A Omega With Great Patina

すっかり秋ですねぇ。ここのところ実にいい気候なのですが、もう朝晩は寒くて基本バイク通勤のワタクシにはだんだんしんどい季節になってきました。日中は日差しさえあれば結構暖かいので、今ぐらいの時期にバイクでツーリングなんて気持ち良さそうです。

ところで、昨日ウチの店のサイトに一本のオメガをアップしたのですが、それはご覧いただきましたでしょうか?正直お世辞にもキレイとは言えない文字盤で「汚っねぇ文字盤だな!」なんて思う方もいるでしょうけど、よくよく見るとなかなか味のある風合いがあることに気づきます。日に焼けて変色した文字盤には細かい点々も出ているので、そこを気にしてみると気になってしまいますが、十字のラインが入ったスタイルに特徴のあるラグのデザイン。なかなかの雰囲気です。

単にボロい時計だと思えばそんな風に見えますが、ひとつひとつコンディションが異なる年代物ならではの一点物的な面を考えるとこれはこれで実に味があって、ヤレた感じが堪らなく思えてきます。このオメガ、ムーヴメントの状態だってかなり良い上に結構由緒正しいワンオーナーもので大事に使われてきたものだったりします。

ただの古い時計だと思うか、それとも特別な一本だと思うのか・・・それは人によって様々です。抜群のコンディションのものが一番良いに決まっていますが、一方でどこか経年変化を感じされるフィーリングも大事だと思います。どちらかというとワタクシ自身はほど良くヤレた年代物らしい雰囲気を醸し出したものの方が好みです。ふとあらためてそんなことを考える今日この頃です。。。




10/07/2014

Ordinary Wrist Watch

昨日は台風18号が直撃したため、いつもよりだいぶ遅れて14時の開店となりました。前日からかなりの雨でしたが、台風の速度が速かったせいか、あっという間に台風一過となりました。台風が空気をキレイにしてくれたような感じで、今日もスカッと晴れてくれて実にイイ気分です。

ところで、イイ感じの古時計がますます集めづらくなってきているのを実感している今日この頃です。特定のブランドに限った話ではないのですが、オリジナル性、コンディション、雰囲気の良さといった重要なポイントをしっかり押さえたものがどんどん減ってきています。まぁ、そもそも減る一方の古時計の世界ですから、これはなにも今始まったことじゃないのですが、それにしてもフツーに良いものをずいぶんと見かけなくなってきていて、結構切実だったりします。

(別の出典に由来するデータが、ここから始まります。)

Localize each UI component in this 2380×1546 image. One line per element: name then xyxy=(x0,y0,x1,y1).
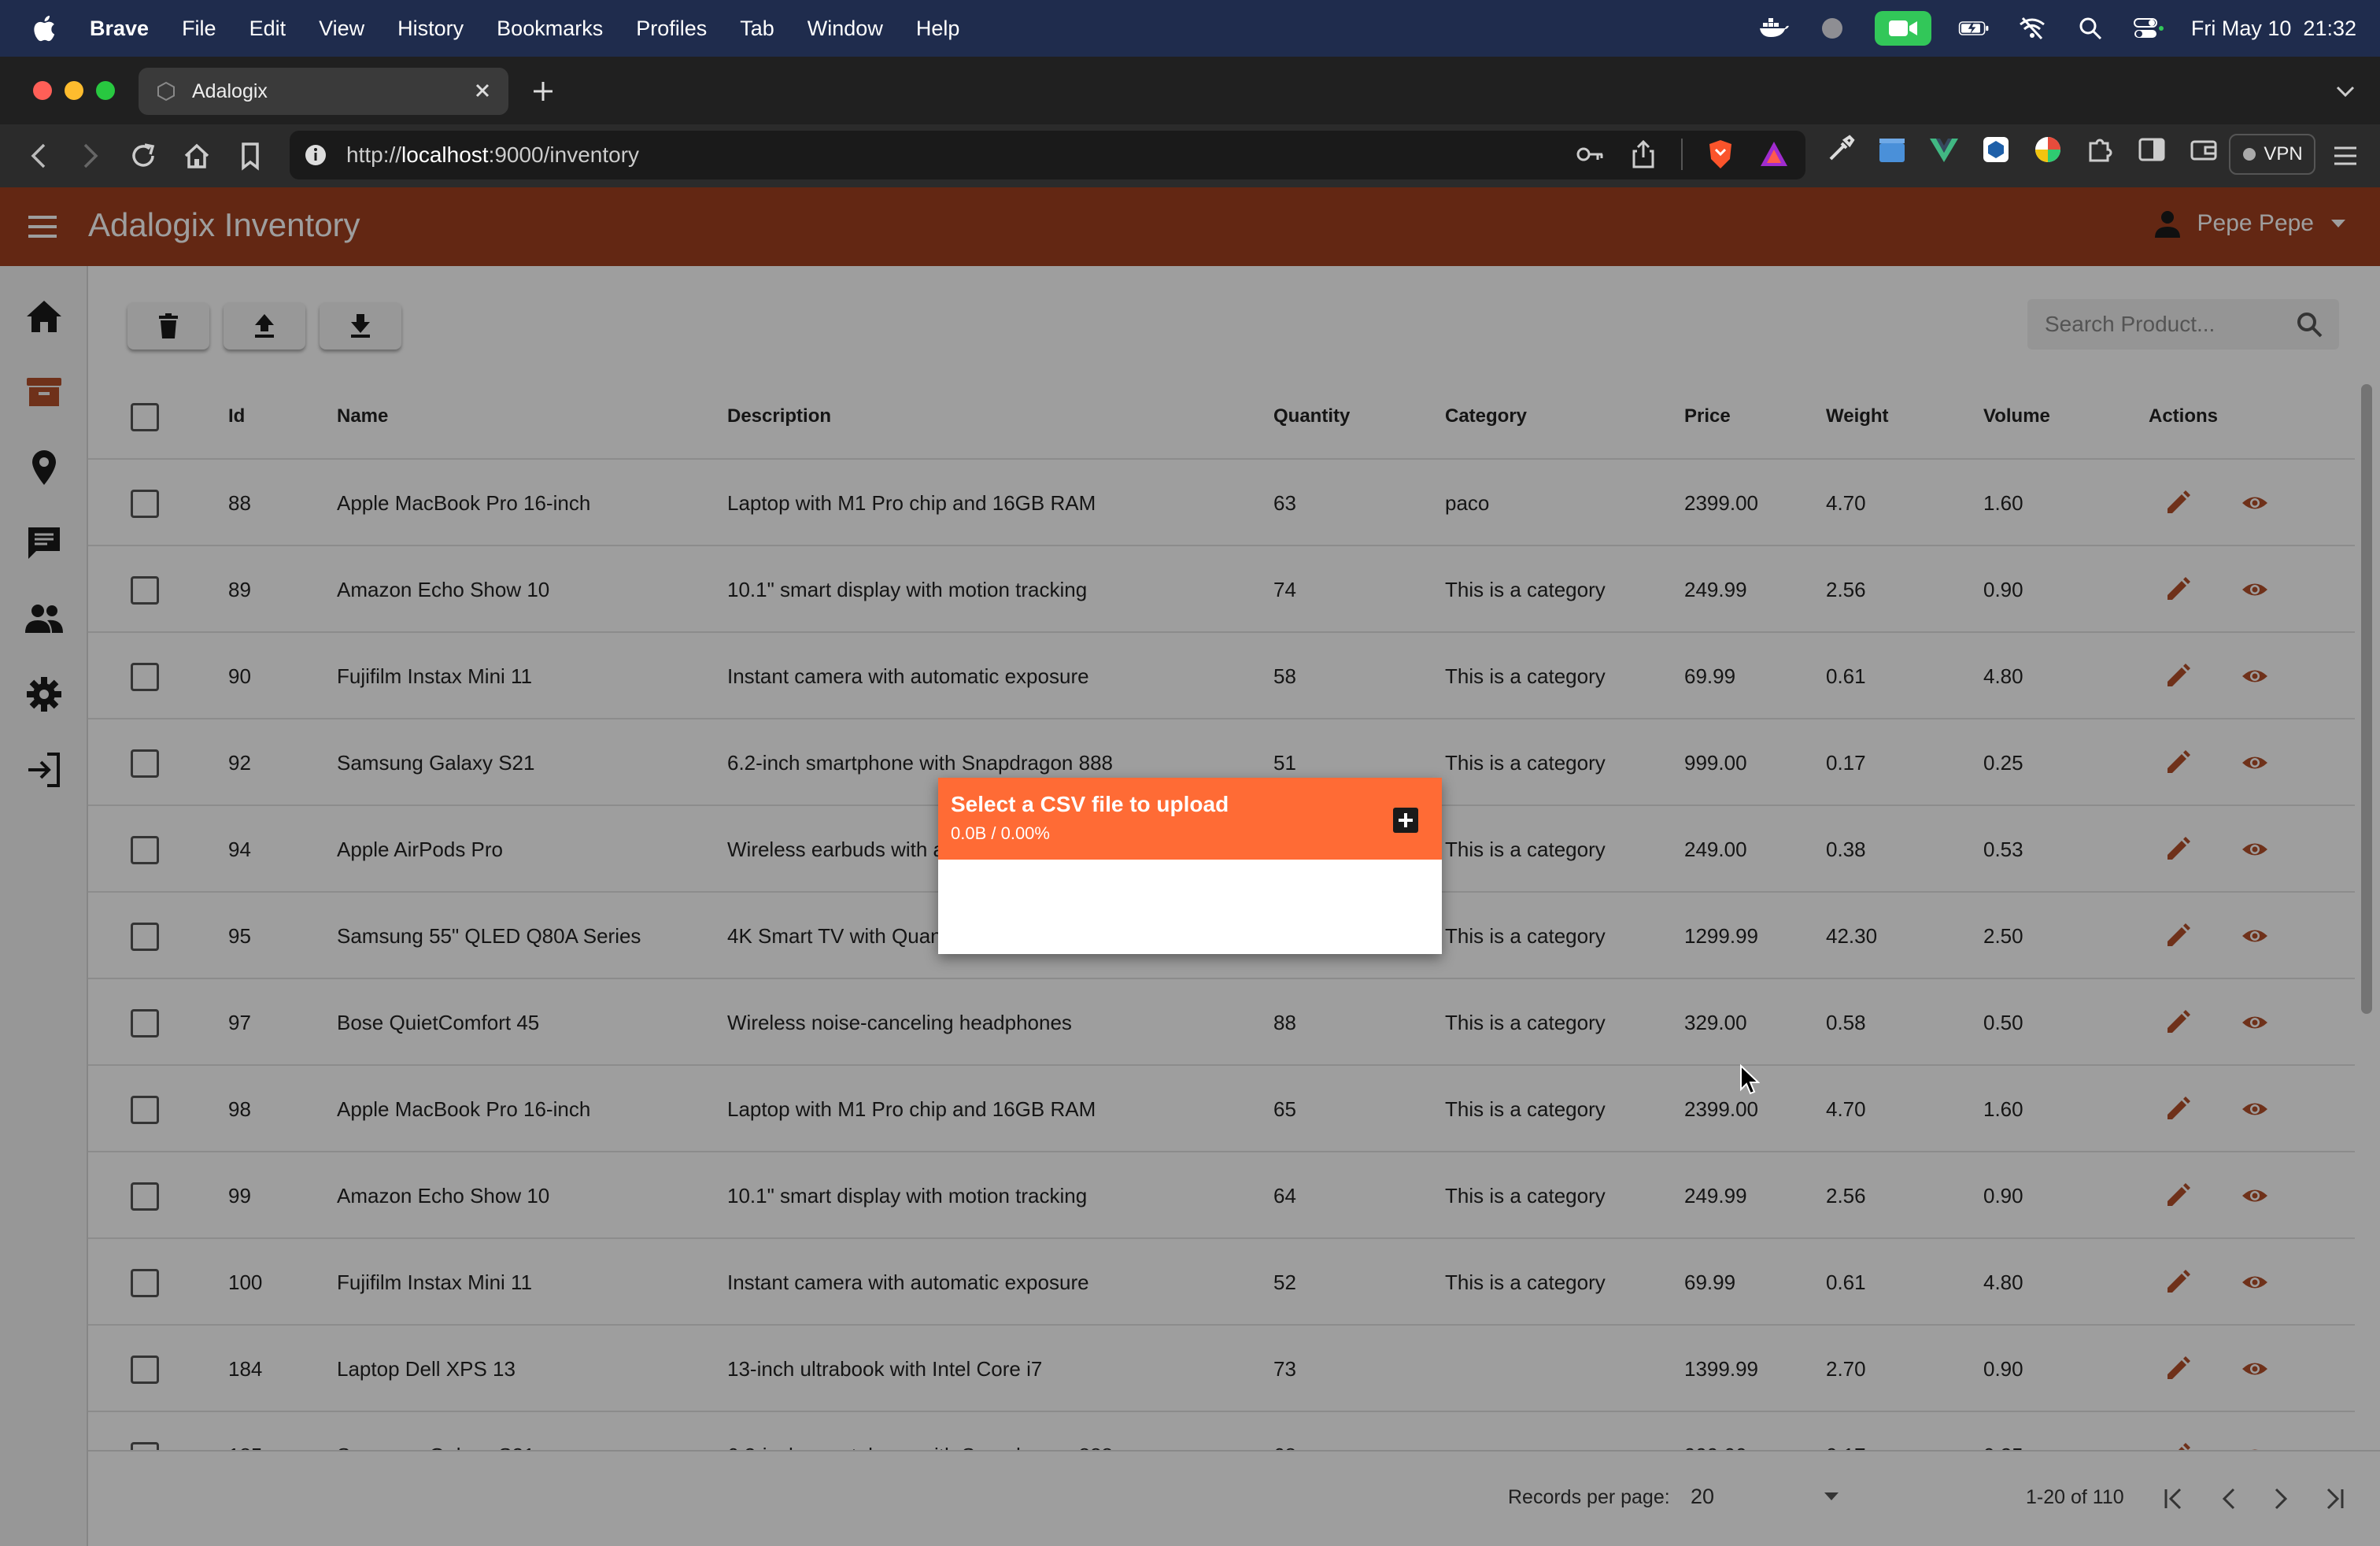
close-icon[interactable] xyxy=(471,79,494,102)
site-info-icon[interactable] xyxy=(304,143,327,167)
puzzle-extensions-icon[interactable] xyxy=(2084,134,2116,165)
menu-bookmarks[interactable]: Bookmarks xyxy=(497,17,603,41)
url-prefix: http:// xyxy=(346,142,402,167)
macos-menubar: Brave File Edit View History Bookmarks P… xyxy=(0,0,2380,57)
menubar-clock[interactable]: Fri May 10 21:32 xyxy=(2191,17,2356,41)
new-tab-icon[interactable] xyxy=(527,76,559,107)
menu-file[interactable]: File xyxy=(182,17,216,41)
forward-icon[interactable] xyxy=(72,139,107,173)
window-close-button[interactable] xyxy=(33,81,52,100)
mouse-cursor-icon xyxy=(1740,1064,1760,1095)
vue-devtools-icon[interactable] xyxy=(1928,134,1960,165)
extension-toolbar xyxy=(1824,134,2219,165)
address-bar[interactable]: http://localhost:9000/inventory xyxy=(290,131,1805,179)
csv-upload-title: Select a CSV file to upload xyxy=(951,792,1229,816)
add-icon[interactable] xyxy=(1391,806,1420,834)
wallet-icon[interactable] xyxy=(2188,134,2219,165)
vpn-status-icon xyxy=(2243,148,2256,161)
browser-menu-icon[interactable] xyxy=(2330,140,2361,172)
docker-icon[interactable] xyxy=(1758,13,1790,44)
color-extension-icon[interactable] xyxy=(2032,134,2064,165)
csv-upload-dialog: Select a CSV file to upload 0.0B / 0.00% xyxy=(938,778,1442,954)
spotlight-search-icon[interactable] xyxy=(2075,13,2106,44)
reload-icon[interactable] xyxy=(126,139,161,173)
menubar-status-area: Fri May 10 21:32 xyxy=(1758,0,2356,57)
facetime-icon[interactable] xyxy=(1874,11,1931,46)
csv-upload-progress: 0.0B / 0.00% xyxy=(951,823,1050,843)
share-icon[interactable] xyxy=(1628,139,1659,170)
menu-help[interactable]: Help xyxy=(916,17,960,41)
url-path: :9000/inventory xyxy=(488,142,640,167)
control-center-icon[interactable] xyxy=(2133,13,2164,44)
back-icon[interactable] xyxy=(22,139,57,173)
home-icon[interactable] xyxy=(179,139,214,173)
menu-edit[interactable]: Edit xyxy=(249,17,286,41)
menu-window[interactable]: Window xyxy=(808,17,883,41)
record-icon[interactable] xyxy=(1816,13,1848,44)
battery-icon[interactable] xyxy=(1958,13,1990,44)
url-host: localhost xyxy=(401,142,489,167)
tab-title: Adalogix xyxy=(192,80,268,102)
csv-upload-header: Select a CSV file to upload 0.0B / 0.00% xyxy=(938,778,1442,860)
brave-shields-icon[interactable] xyxy=(1705,139,1736,170)
vpn-button[interactable]: VPN xyxy=(2229,134,2315,175)
key-icon[interactable] xyxy=(1574,139,1606,170)
menu-profiles[interactable]: Profiles xyxy=(636,17,707,41)
eyedropper-icon[interactable] xyxy=(1824,134,1856,165)
chevron-down-icon[interactable] xyxy=(2333,79,2358,104)
wifi-off-icon[interactable] xyxy=(2016,13,2048,44)
vpn-label: VPN xyxy=(2264,143,2303,165)
sidebar-toggle-icon[interactable] xyxy=(2136,134,2168,165)
window-zoom-button[interactable] xyxy=(96,81,115,100)
shield-extension-icon[interactable] xyxy=(1980,134,2012,165)
menu-tab[interactable]: Tab xyxy=(740,17,774,41)
browser-tab-active[interactable]: Adalogix xyxy=(139,68,508,115)
csv-upload-dropzone[interactable] xyxy=(938,860,1442,954)
bookmark-icon[interactable] xyxy=(233,139,268,173)
menu-history[interactable]: History xyxy=(397,17,464,41)
brave-rewards-icon[interactable] xyxy=(1758,139,1790,170)
menu-app-name[interactable]: Brave xyxy=(90,17,149,41)
window-minimize-button[interactable] xyxy=(65,81,83,100)
clapper-extension-icon[interactable] xyxy=(1876,134,1908,165)
menu-view[interactable]: View xyxy=(319,17,364,41)
apple-icon[interactable] xyxy=(30,13,61,44)
site-favicon-icon xyxy=(157,81,175,102)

この画像のオメガは少し前に店頭で販売したもので、ご購入下さったお客さまにお願いして手首に着けた状態を撮影させてもらったのですが、こんなフツー過ぎるくらいフツーのオメガだって10年前と比べるとだいぶ少なくなってきている印象です。手巻き式で、いわゆる30mmキャリバーを搭載した1960年代前半くらいのもので、ステンレススチール製のケースは非防水のスナップバック。それなりに小傷だってありましたが、これはオリジナルシェイプがしっかり残っていました。肝心な文字盤だってうっすら経年変化を感じさせるような状態ではありましたが、実に自然な風合いでした。

さんざん物凄いアンティークウォッチを見てきたツウの人達から見たら、たいして魅力ないような時計かも知れませんが、このオメガのようなフツーの腕時計をもっとフツーに使ってもらいたいとつくづく思います。どれもが一点物の古時計の世界ではありふれたように見える時計だって実際はとても特別な一本ですからねぇ。珍しさや値段だけじゃありません。一見フツーなんだけど、雰囲気が良くてコンディションも良い。そんな時計をこれからも紹介していきたいものです。。。